Beitrag von Prisma »



Wer sich für TV-Horror oder vielmehr Psycho-Thriller interessiert, wird von John Llewellyn Moxeys "Der Hauch des Bösen" bestimmt nicht enttäuscht werden, zumal es sich um eine Geschichte mit vielen atmosphärischen Spitzen handelt.

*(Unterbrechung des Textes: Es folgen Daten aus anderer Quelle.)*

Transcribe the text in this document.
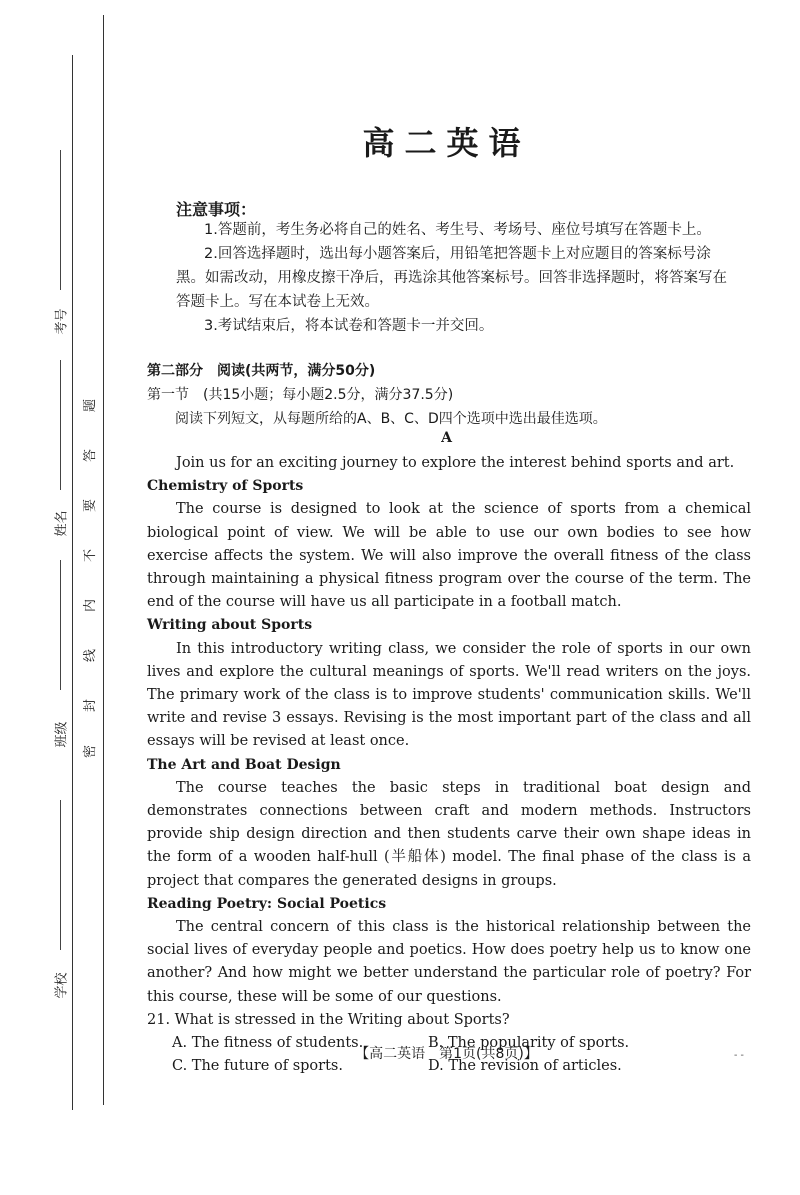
考号
姓名
班级
学校
题
答
要
不
内
线
封
密
高二英语
注意事项：

1.答题前，考生务必将自己的姓名、考生号、考场号、座位号填写在答题卡上。

2.回答选择题时，选出每小题答案后，用铅笔把答题卡上对应题目的答案标号涂黑。如需改动，用橡皮擦干净后，再选涂其他答案标号。回答非选择题时，将答案写在答题卡上。写在本试卷上无效。

3.考试结束后，将本试卷和答题卡一并交回。

第二部分　阅读(共两节，满分50分)
第一节　(共15小题；每小题2.5分，满分37.5分)
阅读下列短文，从每题所给的A、B、C、D四个选项中选出最佳选项。
A

Join us for an exciting journey to explore the interest behind sports and art.

Chemistry of Sports

The course is designed to look at the science of sports from a chemical biological point of view. We will be able to use our own bodies to see how exercise affects the system. We will also improve the overall fitness of the class through maintaining a physical fitness program over the course of the term. The end of the course will have us all participate in a football match.

Writing about Sports

In this introductory writing class, we consider the role of sports in our own lives and explore the cultural meanings of sports. We'll read writers on the joys. The primary work of the class is to improve students' communication skills. We'll write and revise 3 essays. Revising is the most important part of the class and all essays will be revised at least once.

The Art and Boat Design

The course teaches the basic steps in traditional boat design and demonstrates connections between craft and modern methods. Instructors provide ship design direction and then students carve their own shape ideas in the form of a wooden half-hull (半船体) model. The final phase of the class is a project that compares the generated designs in groups.

Reading Poetry: Social Poetics

The central concern of this class is the historical relationship between the social lives of everyday people and poetics. How does poetry help us to know one another? And how might we better understand the particular role of poetry? For this course, these will be some of our questions.

21. What is stressed in the Writing about Sports?

A. The fitness of students.	B. The popularity of sports.
C. The future of sports.	D. The revision of articles.
【高二英语　第1页(共8页)】	- -
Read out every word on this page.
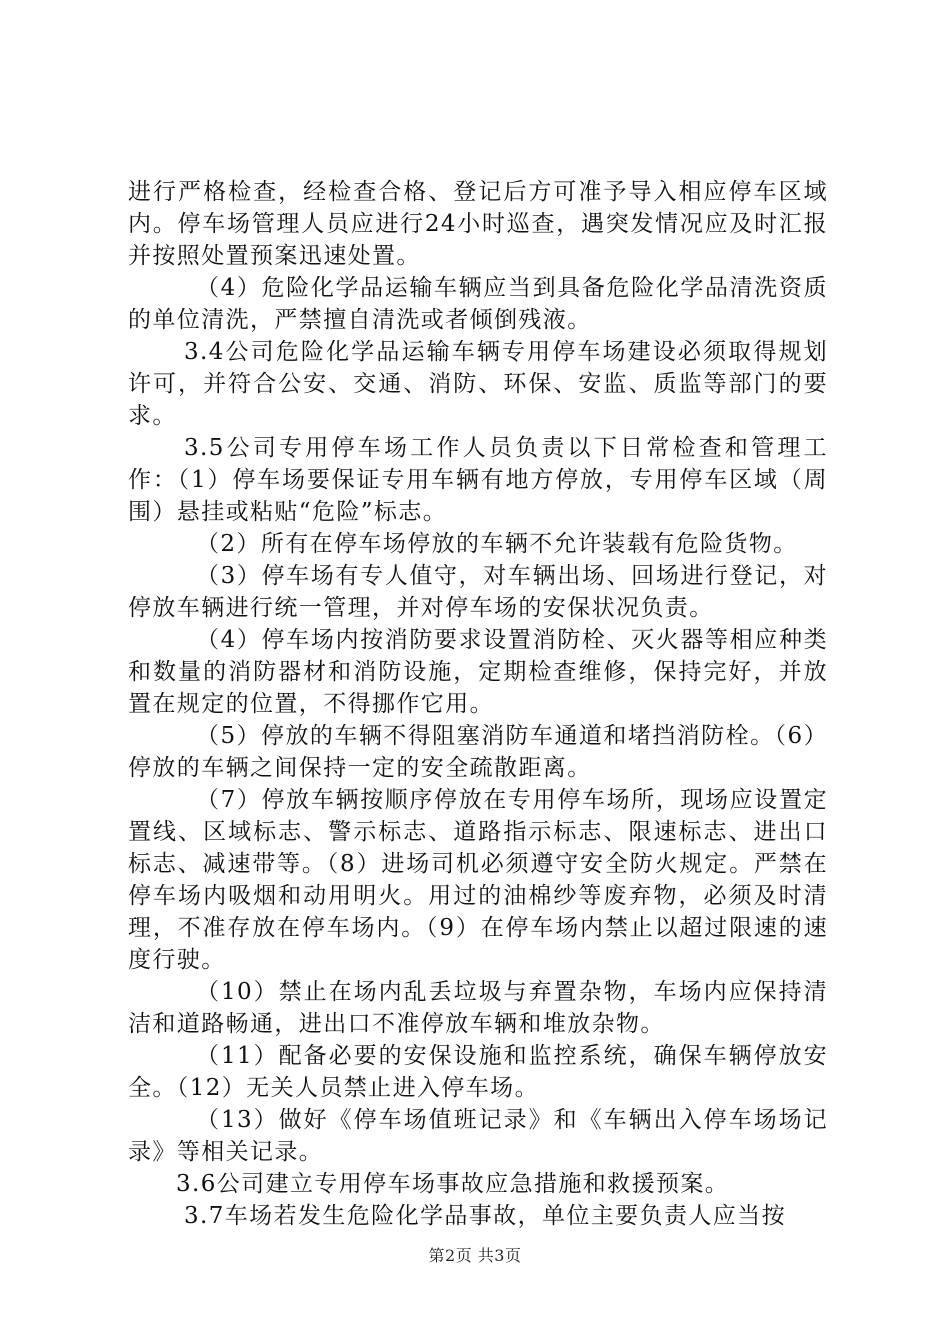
进行严格检查，经检查合格、登记后方可准予导入相应停车区域内。停车场管理人员应进行24小时巡查，遇突发情况应及时汇报并按照处置预案迅速处置。

（4）危险化学品运输车辆应当到具备危险化学品清洗资质的单位清洗，严禁擅自清洗或者倾倒残液。

3.4公司危险化学品运输车辆专用停车场建设必须取得规划许可，并符合公安、交通、消防、环保、安监、质监等部门的要求。

3.5公司专用停车场工作人员负责以下日常检查和管理工作：（1）停车场要保证专用车辆有地方停放，专用停车区域（周围）悬挂或粘贴“危险”标志。

（2）所有在停车场停放的车辆不允许装载有危险货物。

（3）停车场有专人值守，对车辆出场、回场进行登记，对停放车辆进行统一管理，并对停车场的安保状况负责。

（4）停车场内按消防要求设置消防栓、灭火器等相应种类和数量的消防器材和消防设施，定期检查维修，保持完好，并放置在规定的位置，不得挪作它用。

（5）停放的车辆不得阻塞消防车通道和堵挡消防栓。（6）停放的车辆之间保持一定的安全疏散距离。

（7）停放车辆按顺序停放在专用停车场所，现场应设置定置线、区域标志、警示标志、道路指示标志、限速标志、进出口标志、减速带等。（8）进场司机必须遵守安全防火规定。严禁在停车场内吸烟和动用明火。用过的油棉纱等废弃物，必须及时清理，不准存放在停车场内。（9）在停车场内禁止以超过限速的速度行驶。

（10）禁止在场内乱丢垃圾与弃置杂物，车场内应保持清洁和道路畅通，进出口不准停放车辆和堆放杂物。

（11）配备必要的安保设施和监控系统，确保车辆停放安全。（12）无关人员禁止进入停车场。

（13）做好《停车场值班记录》和《车辆出入停车场场记录》等相关记录。

3.6公司建立专用停车场事故应急措施和救援预案。

3.7车场若发生危险化学品事故，单位主要负责人应当按

第2页 共3页
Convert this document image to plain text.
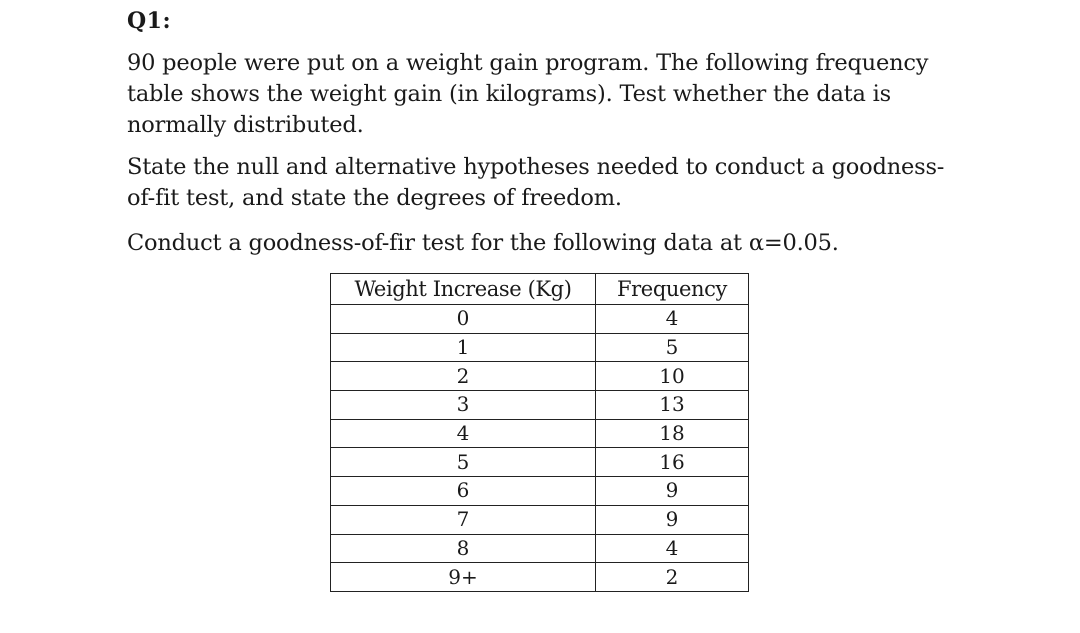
Q1:
90 people were put on a weight gain program. The following frequency table shows the weight gain (in kilograms). Test whether the data is normally distributed.
State the null and alternative hypotheses needed to conduct a goodness-of-fit test, and state the degrees of freedom.
Conduct a goodness-of-fir test for the following data at α=0.05.
Weight Increase (Kg)	Frequency
0	4
1	5
2	10
3	13
4	18
5	16
6	9
7	9
8	4
9+	2
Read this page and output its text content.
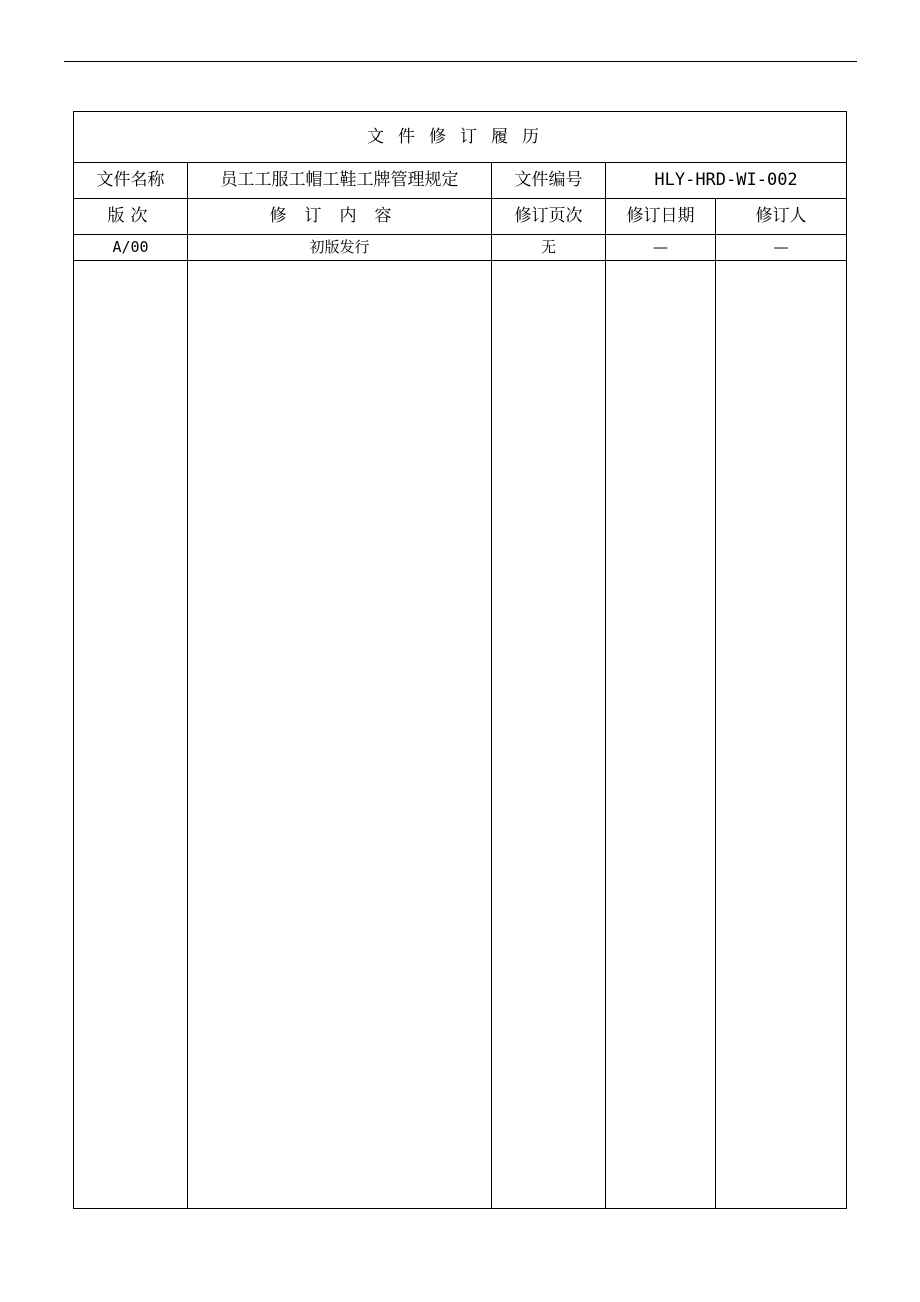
文件修订履历				
文件名称	员工工服工帽工鞋工牌管理规定	文件编号	HLY-HRD-WI-002	
版次	修订内容	修订页次	修订日期	修订人
A/00	初版发行	无	—	—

Leider schleichen sich anfangs etwas langatmige Strecken ein, die auch den folgenden Verlauf prägen, nicht aber ohne auf die Haupt-Intention zu achten, das Publikum auf hier unbestimmte Weise zu beunruhigen. Ein Kindheitstrauma dominiert diese Geschichte, die mit traumwandlerischen Stilmitteln angeboten wird, aber leider von der nicht immer elegant wirkenden Fernseh-Optik etwas entwertet wird. Die junge Protagonistin, die sich irgendwie wieder fangen konnte, scheint in den Wahnsinn abzudriften, da sie Dinge sieht, die augenscheinlich nicht existieren, oder perfide platziert wurden. Erfahrungsgemäß ist ein widerwärtiges Komplott hinter alldem zu vermuten, und es wird in spannender Art und Weise dechiffriert, wer für diese Vorkommnisse verantwortlich ist. Versehen mit erfahrener Regie und sehr guten Schauspielern entsteht eine inszenatorische und darstellerische Kraft, die sich am Ende durchsetzen wird, vor allem im mit Donner, Regen und Blitzen durchzogenen Finale, das schier unendlich erscheint und mit einer unerwartet intensiven Spannung aufwartet. Vor allem Barbara Stanwyck stattet das Szenario mit Temperament und Emotion aus, aber auch ihre Kollegen William Windom, Roddy McDowall oder Barbara Parkins überzeugen in ihren teils undurchsichtigen Parts. "Der Hauch des Bösen" stellt unterm Strich eine gelungene Unterhaltung dar, die ihre beunruhigenden Elemente klassisch ausspielt, somit am Ende auch zufrieden stellt.